This module implements a model of the frequency of updates of an origin and how long it takes to load it.
For each origin, a commit frequency is chosen deterministically based on the hash of its URL and assume all origins were created on an arbitrary epoch. From this we compute a number of commits, that is the product of these two.
And the run time of a load task is approximated as proportional to the number of commits since the previous visit of the origin (possibly 0).
- swh.scheduler.simulator.origins.generate_listed_origin(lister_id: uuid.UUID, now: Optional[datetime.datetime] = None) swh.scheduler.model.ListedOrigin
Returns a globally unique new origin. Seed the last_update value according to the OriginModel and the passed timestamp.
lister – instance of the lister that generated this origin
now – time of listing, to emulate last_update (defaults to
- class swh.scheduler.simulator.origins.OriginModel(type: str, origin: str)
- MIN_RUN_TIME = 0.5
Minimal run time for a visit (retrieved from production data)
- MAX_RUN_TIME = 7200
Max run time for a visit
- PER_COMMIT_RUN_TIME = 0.1
Run time per commit
- EPOCH = datetime.datetime(2015, 9, 1, 0, 0, tzinfo=datetime.timezone.utc)
The origin of all origins (at least according to Software Heritage)
Returns a random ‘average time between two commits’ of this origin, used to estimate the run time of a load task, and how much the loading architecture is lagging behind origin updates.
- get_last_update(now: datetime.datetime) datetime.datetime
Get the last_update value for this origin.

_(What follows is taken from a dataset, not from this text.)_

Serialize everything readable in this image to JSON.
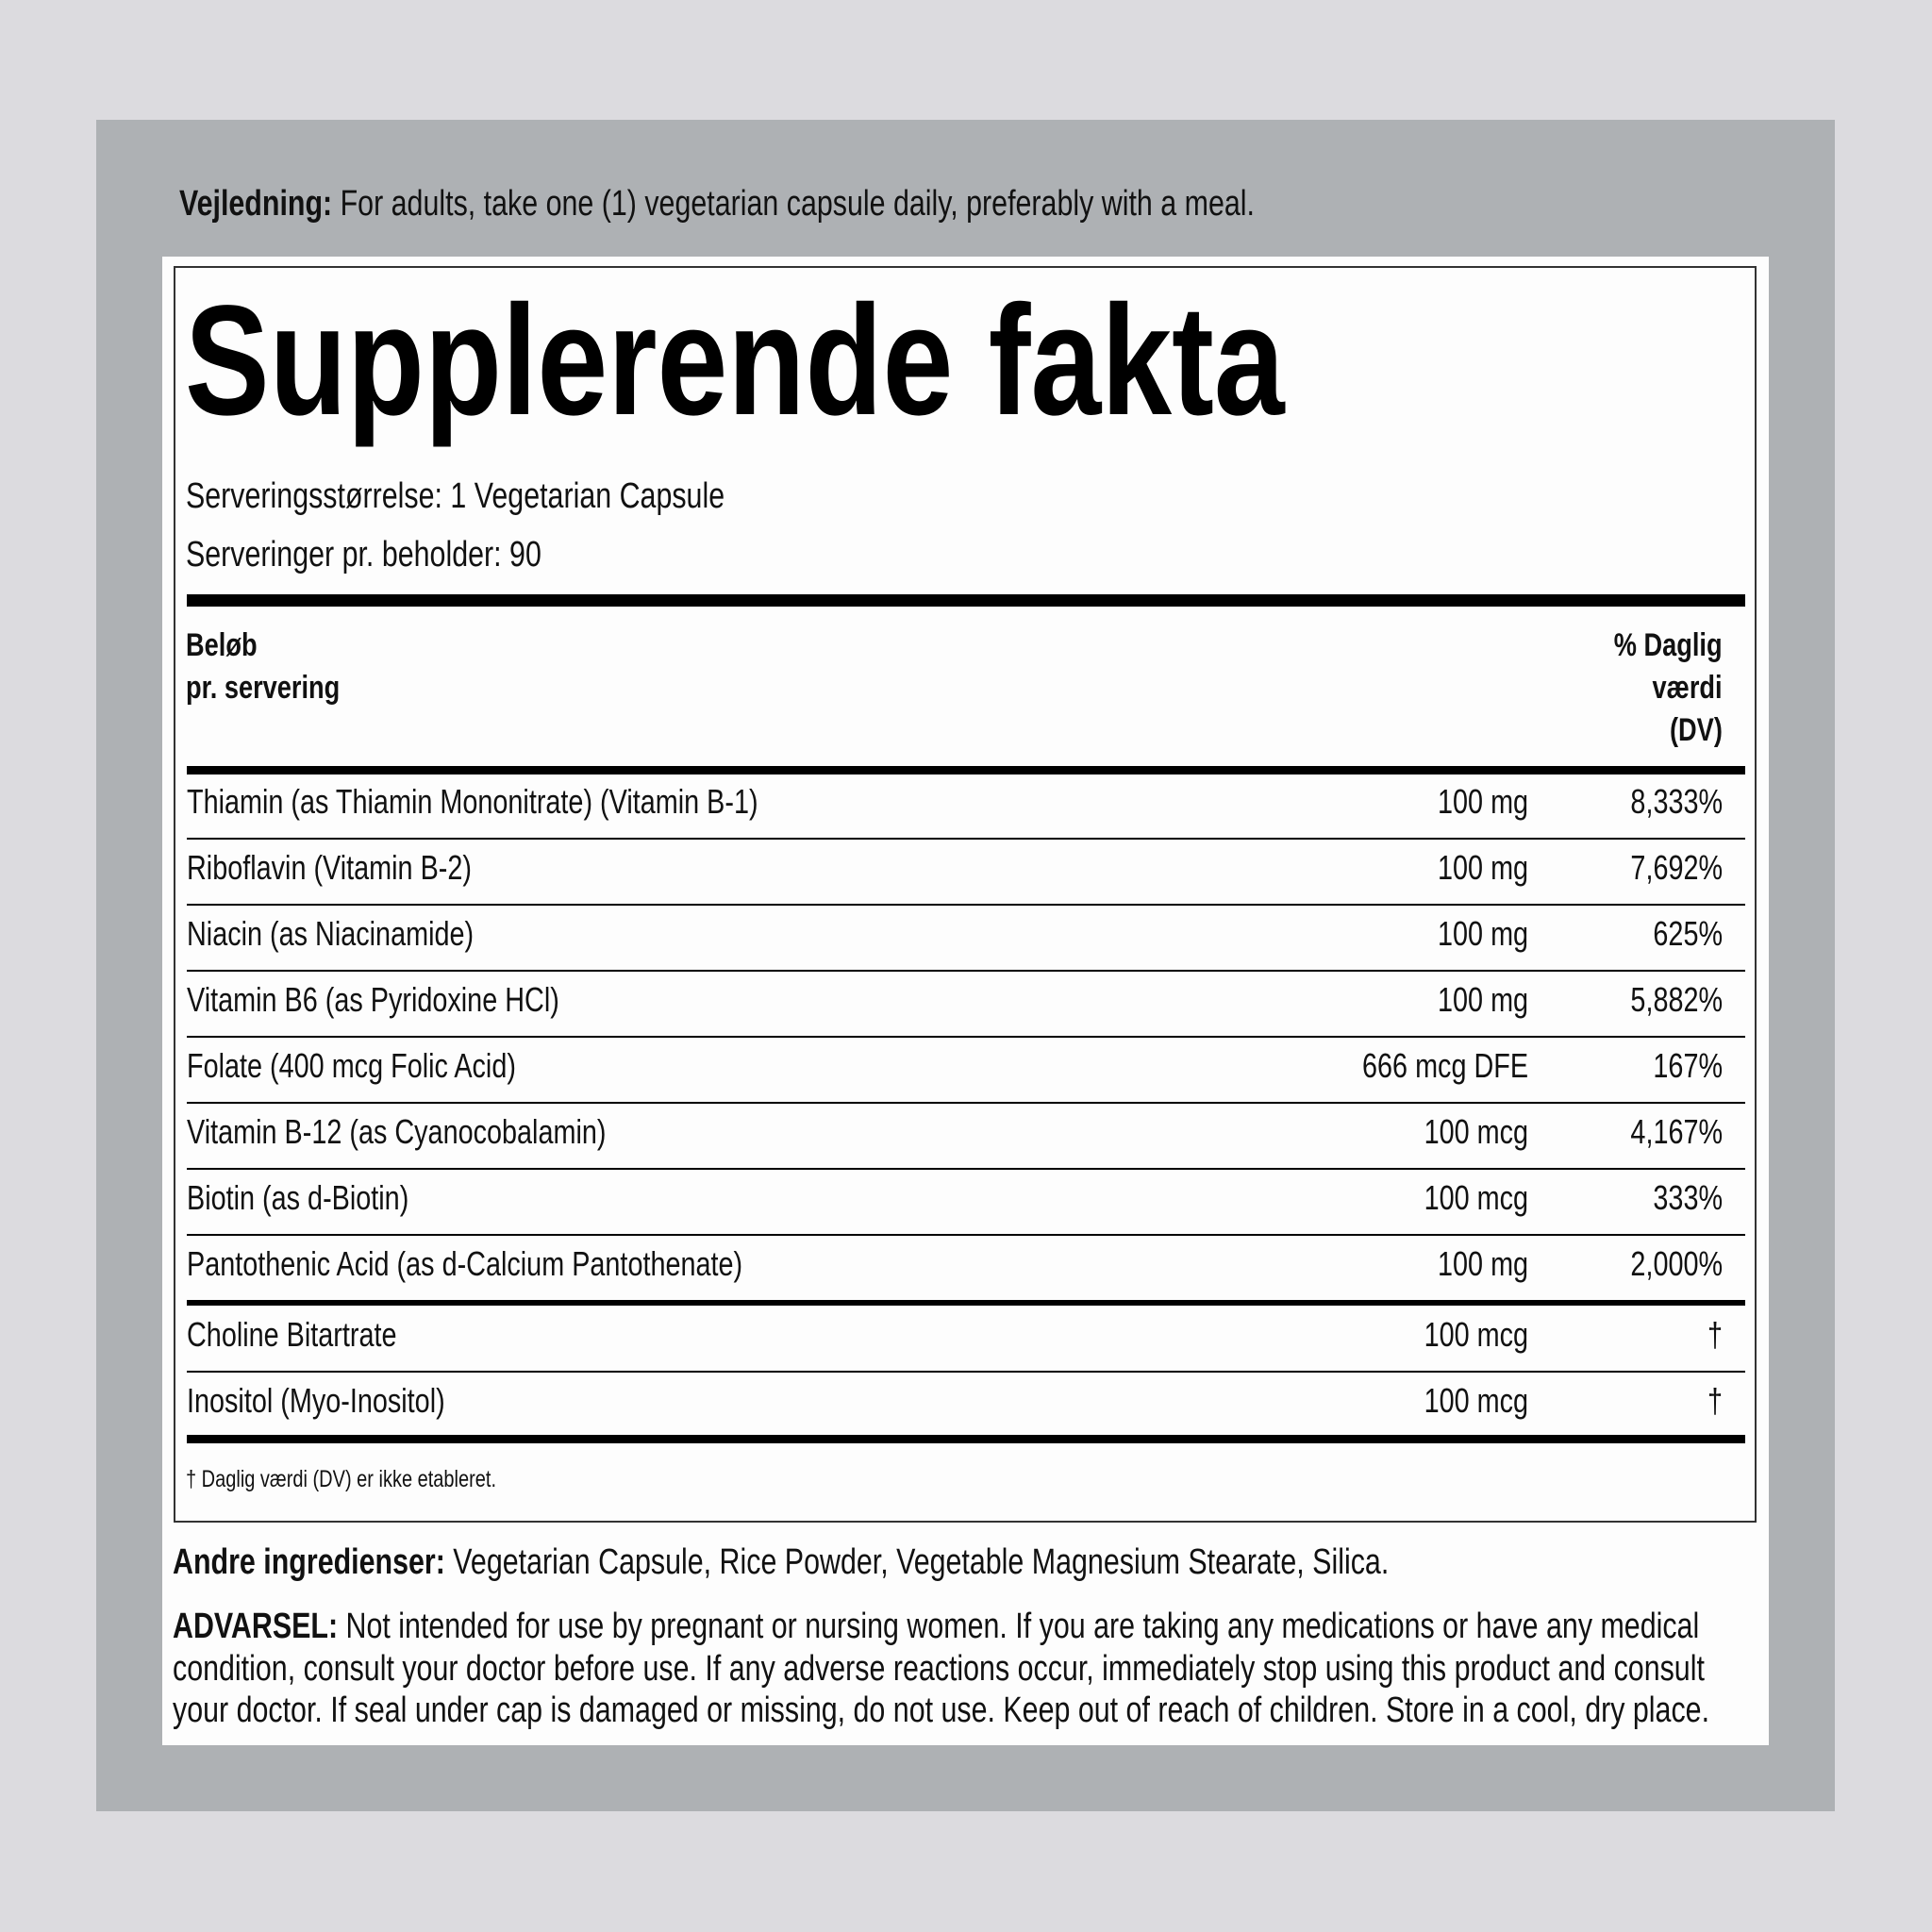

We assume that the origin had its first commit at EPOCH, and that one commit happened every self.seconds_between_commits(). This returns the last commit date before or equal to now.
- get_current_snapshot_id(now: datetime.datetime) bytes
Get the current snapshot for this origin.

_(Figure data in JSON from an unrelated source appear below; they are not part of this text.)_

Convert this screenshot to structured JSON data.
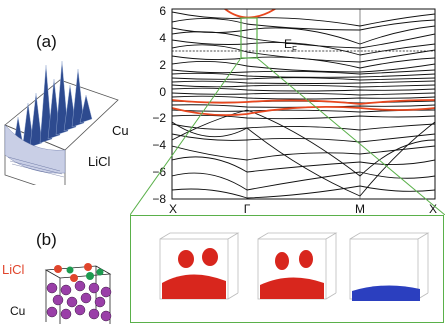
{
  "panels": {
    "a": "(a)",
    "b": "(b)"
  },
  "surface3d": {
    "axis_cu": "Cu",
    "axis_licl": "LiCl"
  },
  "structure": {
    "label_licl": "LiCl",
    "label_cu": "Cu",
    "licl_color": "#e0452c",
    "cl_color": "#1d9a50",
    "cu_color": "#9a3fa8"
  },
  "bands": {
    "y_ticks": [
      "6",
      "4",
      "2",
      "0",
      "−2",
      "−4",
      "−6",
      "−8"
    ],
    "x_ticks": [
      "X",
      "Γ",
      "M",
      "X"
    ],
    "fermi_label": "E",
    "fermi_sub": "F",
    "band_color": "#111111",
    "highlight_color": "#e8471f",
    "zoom_color": "#5ab04a"
  },
  "orbitals": {
    "colors": [
      "#d8261d",
      "#d8261d",
      "#2b3fbf"
    ]
  }
}
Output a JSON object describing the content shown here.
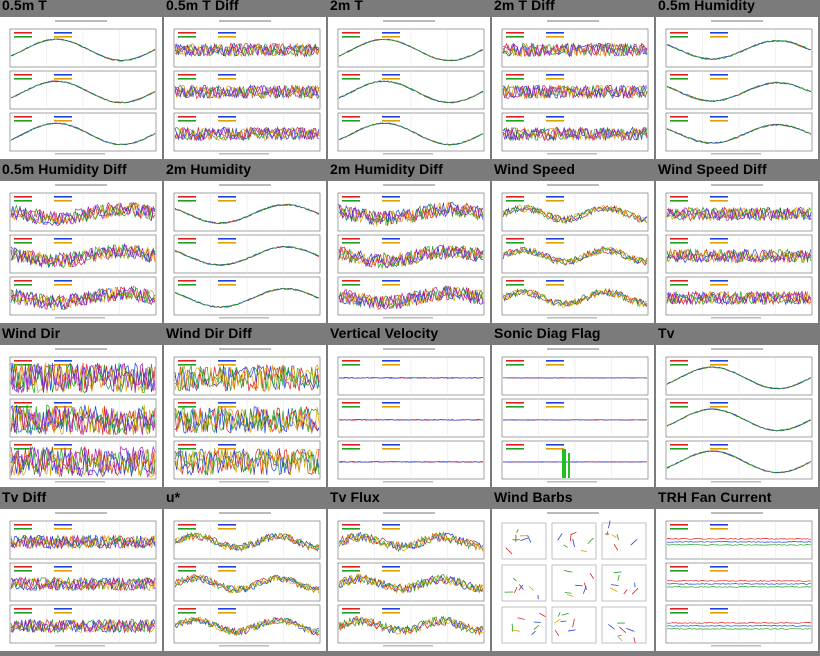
{
  "panels": [
    {
      "title": "0.5m T",
      "kind": "temp"
    },
    {
      "title": "0.5m T Diff",
      "kind": "diff"
    },
    {
      "title": "2m T",
      "kind": "temp"
    },
    {
      "title": "2m T Diff",
      "kind": "diff"
    },
    {
      "title": "0.5m Humidity",
      "kind": "hum"
    },
    {
      "title": "0.5m Humidity Diff",
      "kind": "humdiff"
    },
    {
      "title": "2m Humidity",
      "kind": "hum"
    },
    {
      "title": "2m Humidity Diff",
      "kind": "humdiff"
    },
    {
      "title": "Wind Speed",
      "kind": "wind"
    },
    {
      "title": "Wind Speed Diff",
      "kind": "diff"
    },
    {
      "title": "Wind Dir",
      "kind": "dir"
    },
    {
      "title": "Wind Dir Diff",
      "kind": "dirdiff"
    },
    {
      "title": "Vertical Velocity",
      "kind": "flat"
    },
    {
      "title": "Sonic Diag Flag",
      "kind": "flag"
    },
    {
      "title": "Tv",
      "kind": "temp"
    },
    {
      "title": "Tv Diff",
      "kind": "diff"
    },
    {
      "title": "u*",
      "kind": "wind"
    },
    {
      "title": "Tv Flux",
      "kind": "flux"
    },
    {
      "title": "Wind Barbs",
      "kind": "barbs"
    },
    {
      "title": "TRH Fan Current",
      "kind": "fan"
    }
  ],
  "series_colors": [
    "#e02020",
    "#2040e0",
    "#20a020",
    "#e0a000",
    "#a020c0",
    "#808080"
  ],
  "background_color": "#7b7b7b"
}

To generate a snapshot id, we calculate the number of commits since the EPOCH, and hash it alongside the origin type and url.

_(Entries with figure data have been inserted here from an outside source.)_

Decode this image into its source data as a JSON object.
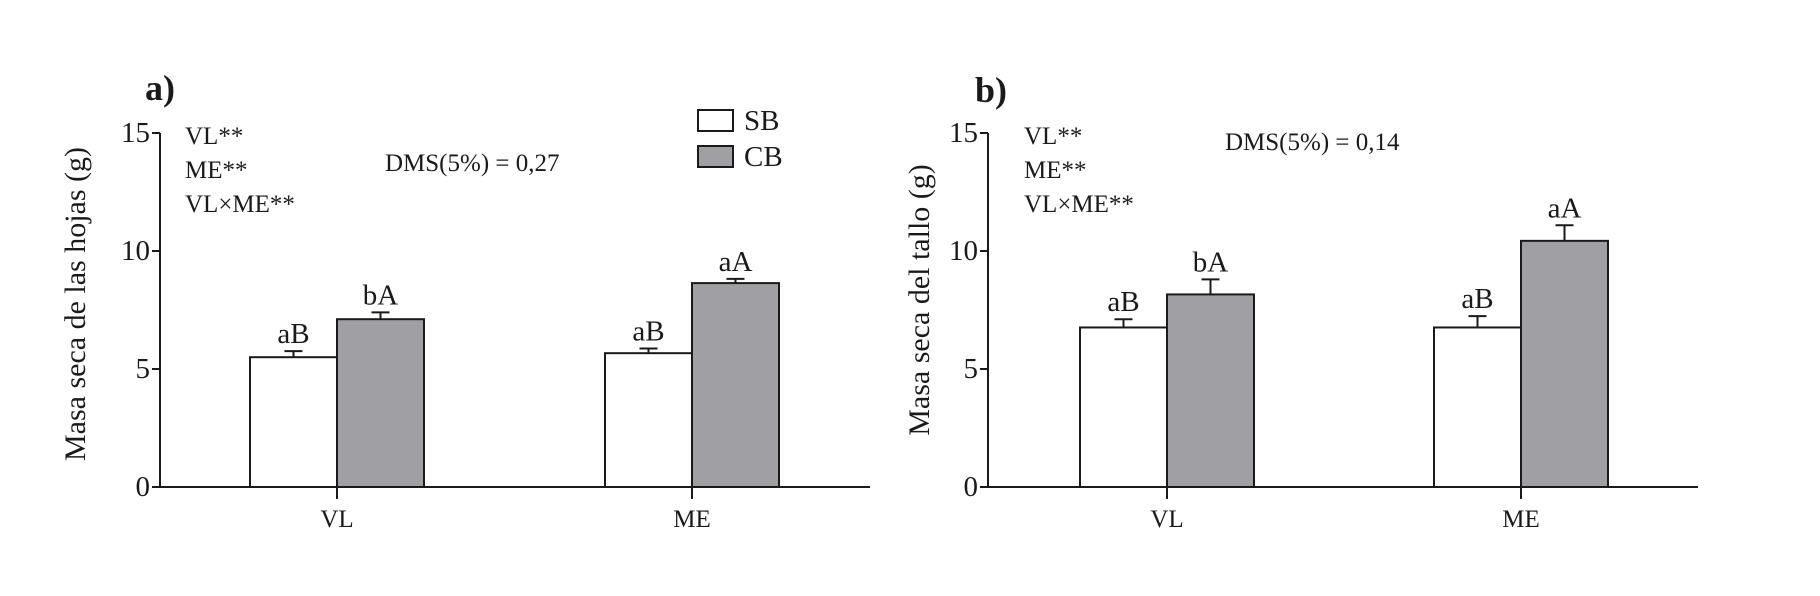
{
  "colors": {
    "SB": "#ffffff",
    "CB": "#a0a0a4",
    "stroke": "#1a1a1a"
  },
  "legend": {
    "items": [
      {
        "label": "SB",
        "color": "#ffffff"
      },
      {
        "label": "CB",
        "color": "#a0a0a4"
      }
    ]
  },
  "chart_data": [
    {
      "type": "bar",
      "panel_label": "a)",
      "ylabel": "Masa seca de las hojas (g)",
      "xlabel": "",
      "ylim": [
        0,
        15
      ],
      "yticks": [
        "0",
        "5",
        "10",
        "15"
      ],
      "categories": [
        "VL",
        "ME"
      ],
      "annotations": [
        "VL**",
        "ME**",
        "VL×ME**"
      ],
      "dms": "DMS(5%) = 0,27",
      "legend_position": "top-right",
      "series": [
        {
          "name": "SB",
          "values": [
            5.5,
            5.67
          ],
          "errors": [
            0.26,
            0.2
          ],
          "letters": [
            "aB",
            "aB"
          ]
        },
        {
          "name": "CB",
          "values": [
            7.11,
            8.64
          ],
          "errors": [
            0.29,
            0.18
          ],
          "letters": [
            "bA",
            "aA"
          ]
        }
      ]
    },
    {
      "type": "bar",
      "panel_label": "b)",
      "ylabel": "Masa seca del tallo (g)",
      "xlabel": "",
      "ylim": [
        0,
        15
      ],
      "yticks": [
        "0",
        "5",
        "10",
        "15"
      ],
      "categories": [
        "VL",
        "ME"
      ],
      "annotations": [
        "VL**",
        "ME**",
        "VL×ME**"
      ],
      "dms": "DMS(5%) = 0,14",
      "series": [
        {
          "name": "SB",
          "values": [
            6.76,
            6.76
          ],
          "errors": [
            0.35,
            0.48
          ],
          "letters": [
            "aB",
            "aB"
          ]
        },
        {
          "name": "CB",
          "values": [
            8.16,
            10.43
          ],
          "errors": [
            0.64,
            0.66
          ],
          "letters": [
            "bA",
            "aA"
          ]
        }
      ]
    }
  ]
}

- swh.scheduler.simulator.origins.lister_process(env: swh.scheduler.simulator.common.Environment, lister_id: uuid.UUID) Generator[simpy.events.Event, simpy.events.Event, None]
Every hour, generate new origins and update the last_update field for the ones this process generated in the past
- swh.scheduler.simulator.origins.load_task_process(env: swh.scheduler.simulator.common.Environment, task: swh.scheduler.simulator.common.Task, status_queue: swh.scheduler.simulator.common.Queue) Iterator[simpy.events.Event]
A loading task. This pushes OriginVisitStatus objects to the status_queue to simulate the visible outcomes of the task.
Uses the load_task_duration function to determine its run time.